It’s been several days now, at the beginning of February, where the first enough snow fell in Stemnitsa and it was a moment I was waiting for maybe since last year in the spring. There are some photography projects that I have envisioned, but I need the right set, light, snowy forest, model, etc. This happens a lot in my mind when it comes to my artistic pursuits. For years I can have ideas about dance performance art, photography, video making or painting and just have to wait for the right conditions to execute it. It takes patience and trust in the vision.
One of those snowy days I had asked my fellow student Despina to model for a photo concept I had. So we started for the forest, about a twenty minute walk from the village. By the time we arrived the sun had come out and a lot of snow had melted and besides we hadn’t had time to prepare properly. So the images we got our hands on are not 100% what I would have liked, but I hope March brings us more snow so I can get another chance to click white landscapes.

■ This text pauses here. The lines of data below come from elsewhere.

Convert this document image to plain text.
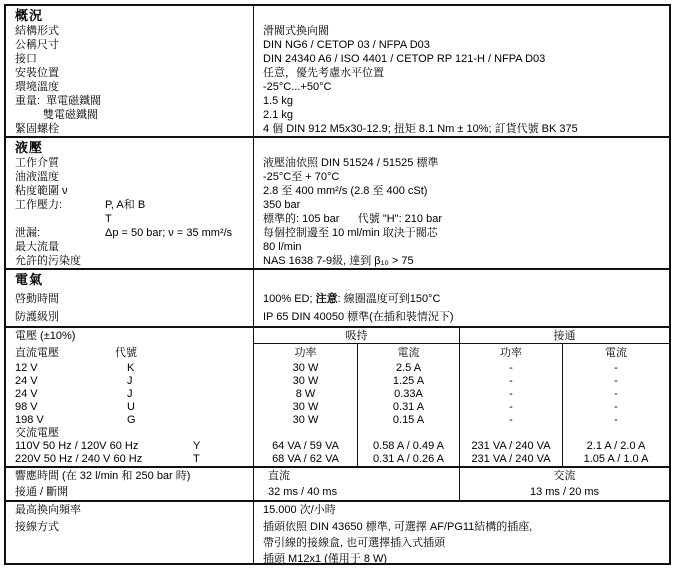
概況
結構形式	滑閥式換向閥
公稱尺寸	DIN NG6 / CETOP 03 / NFPA D03
接口	DIN 24340 A6 / ISO 4401 / CETOP RP 121-H / NFPA D03
安裝位置	任意，優先考慮水平位置
環境溫度	-25°C...+50°C
重量:  單電磁鐵閥	1.5 kg
雙電磁鐵閥	2.1 kg
緊固螺栓	4 個 DIN 912 M5x30-12.9; 扭矩 8.1 Nm ± 10%; 訂貨代號 BK 375
液壓
工作介質	液壓油依照 DIN 51524 / 51525 標準
油液溫度	-25°C至 + 70°C
粘度範圍 ν	2.8 至 400 mm²/s (2.8 至 400 cSt)
工作壓力:	P, A和 B	350 bar
T	標準的: 105 bar      代號 "H": 210 bar
泄漏:	Δp = 50 bar; ν = 35 mm²/s	每個控制邊至 10 ml/min 取決于閥芯
最大流量	80 l/min
允許的污染度	NAS 1638 7-9級, 達到 β₁₀ > 75
電氣
啓動時間	100% ED; 注意: 線圈溫度可到150°C
防護級別	IP 65 DIN 40050 標準(在插和裝情況下)
電壓 (±10%)	吸持	接通
直流電壓	代號	功率	電流	功率	電流
12 V	K	30 W	2.5 A	-	-
24 V	J	30 W	1.25 A	-	-
24 V	J	8 W	0.33A	-	-
98 V	U	30 W	0.31 A	-	-
198 V	G	30 W	0.15 A	-	-
交流電壓
110V 50 Hz / 120V 60 Hz	Y	64 VA / 59 VA	0.58 A / 0.49 A	231 VA / 240 VA	2.1 A / 2.0 A
220V 50 Hz / 240 V 60 Hz	T	68 VA / 62 VA	0.31 A / 0.26 A	231 VA / 240 VA	1.05 A / 1.0 A
響應時間 (在 32 l/min 和 250 bar 時)	直流	交流
接通 / 斷開	32 ms / 40 ms	13 ms / 20 ms
最高換向頻率	15.000 次/小時
接線方式	插頭依照 DIN 43650 標準, 可選擇 AF/PG11結構的插座,
帶引線的接線盒, 也可選擇插入式插頭
插頭 M12x1 (僅用于 8 W)
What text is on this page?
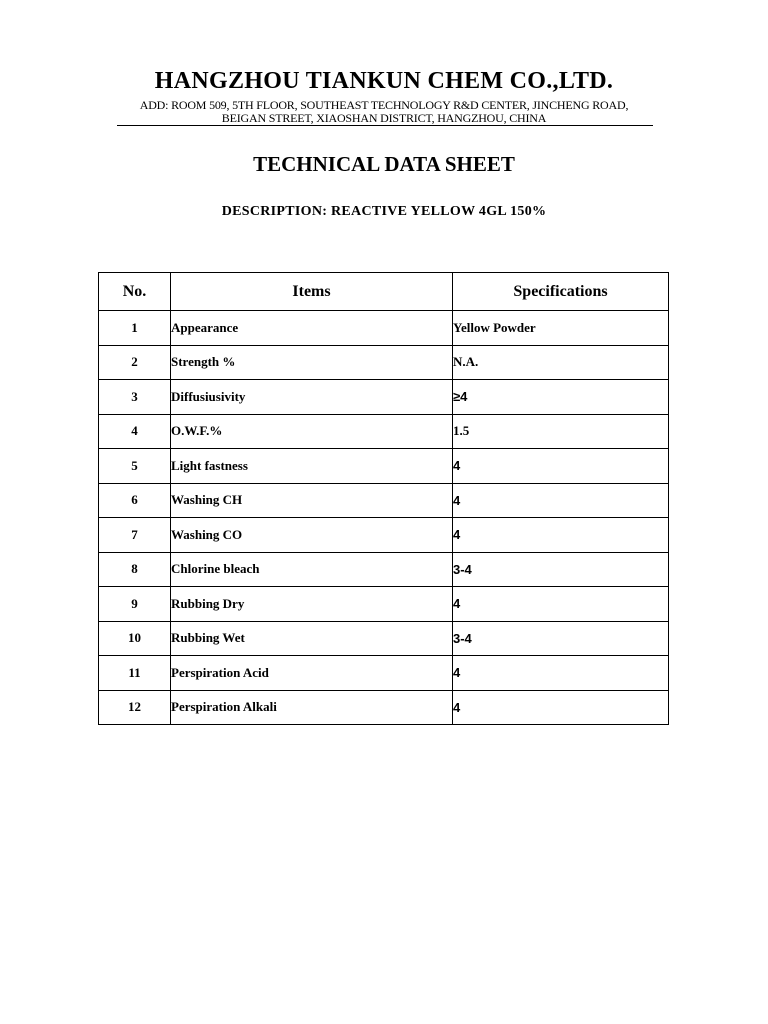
HANGZHOU TIANKUN CHEM CO.,LTD.
ADD: ROOM 509, 5TH FLOOR, SOUTHEAST TECHNOLOGY R&D CENTER, JINCHENG ROAD,
BEIGAN STREET, XIAOSHAN DISTRICT, HANGZHOU, CHINA
TECHNICAL DATA SHEET
DESCRIPTION: REACTIVE YELLOW 4GL 150%
No.	Items	Specifications
1	Appearance	Yellow Powder
2	Strength %	N.A.
3	Diffusiusivity	≥4
4	O.W.F.%	1.5
5	Light fastness	4
6	Washing CH	4
7	Washing CO	4
8	Chlorine bleach	3-4
9	Rubbing Dry	4
10	Rubbing Wet	3-4
11	Perspiration Acid	4
12	Perspiration Alkali	4
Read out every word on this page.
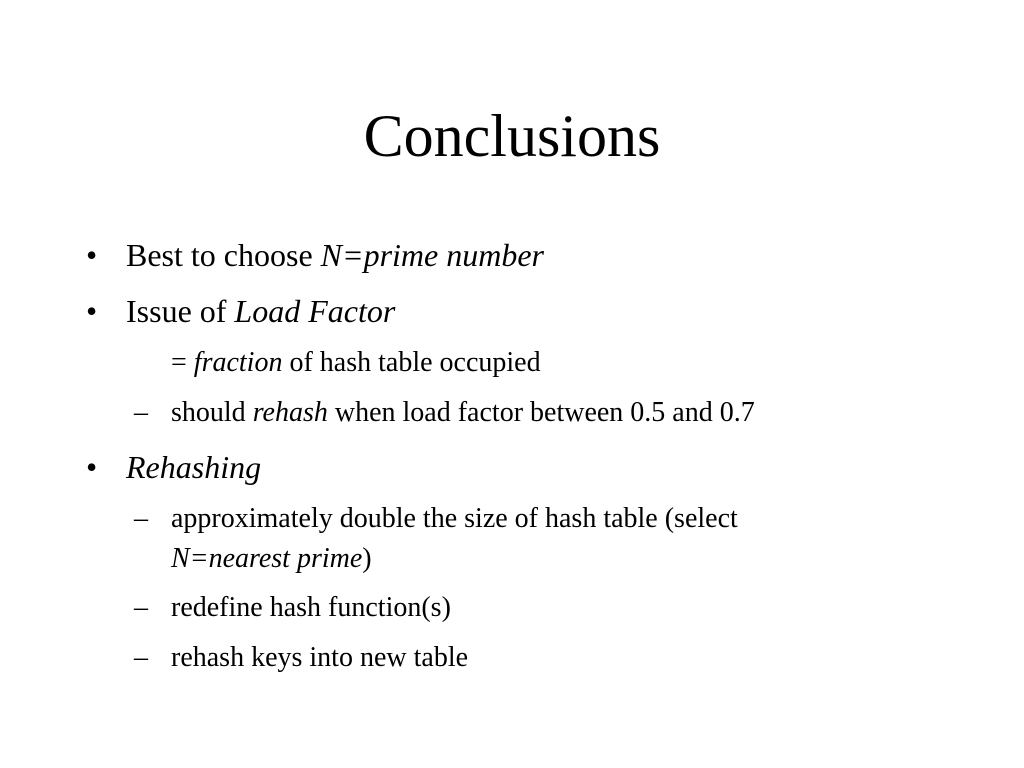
Conclusions
• Best to choose N=prime number
• Issue of Load Factor
= fraction of hash table occupied
– should rehash when load factor between 0.5 and 0.7
• Rehashing
– approximately double the size of hash table (select
N=nearest prime)
– redefine hash function(s)
– rehash keys into new table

A great source of inspiration in my work is ancient Greek (and not only) mythology. The way the girl stood in front of the lens, she strongly referred me to the Nymphs. I have written about them before in another article which you can read by clicking here: NYMPHS. An interesting piece of information is that Nymphs are divided into categories, like Elves in Norse and Anglo-Saxon mythology. One of the classes was the Amadryades (or Dryads), whose name means tree and woman at the same time.
Pines, firs and oaks began to grow the moment an Amadryada’s life began. They were sacred trees with a long lifespan and therefore loggers were forbidden to cut them down. When a Nymph was about to die, first her tree died (withered) on earth. Once upon a time a Nymph, where she danced with her fellows, turned pale when she saw her oak tree swaying, then full of worry she left the dance and soon the bark of the tree withered, the branches fell and at the same time the Nymph’s soul flew away, bidding farewell to the light of the Sun.
It’s beautiful how people have been connected to nature in the past, in all cultures. The fact that they understood that they were part of the rest of creation and therefore must be respected in order to prosper. I think that as man evolves he departs from his nature, but at the same time this leads to his problems. We are a tragic being here… A real development might be that the more we understand the way the universe works, the more we end up knowing nothing. So that we accept everything around us, with confidence, without always wanting to explain it. But we said… the tragedy of man…
My model was lovely and patient, although almost barefoot and freezing she did everything I asked and her spirits remained high.
Thank you Despoina!
And here you see me trying to throw a snowball at Athena who was standing a few meters away. Now I see that Despina here is indeed like a winter fairy the way she holds the snow.
I will soon return to my favorite forest outside Stemnitsa. It’s my sanctuary after all.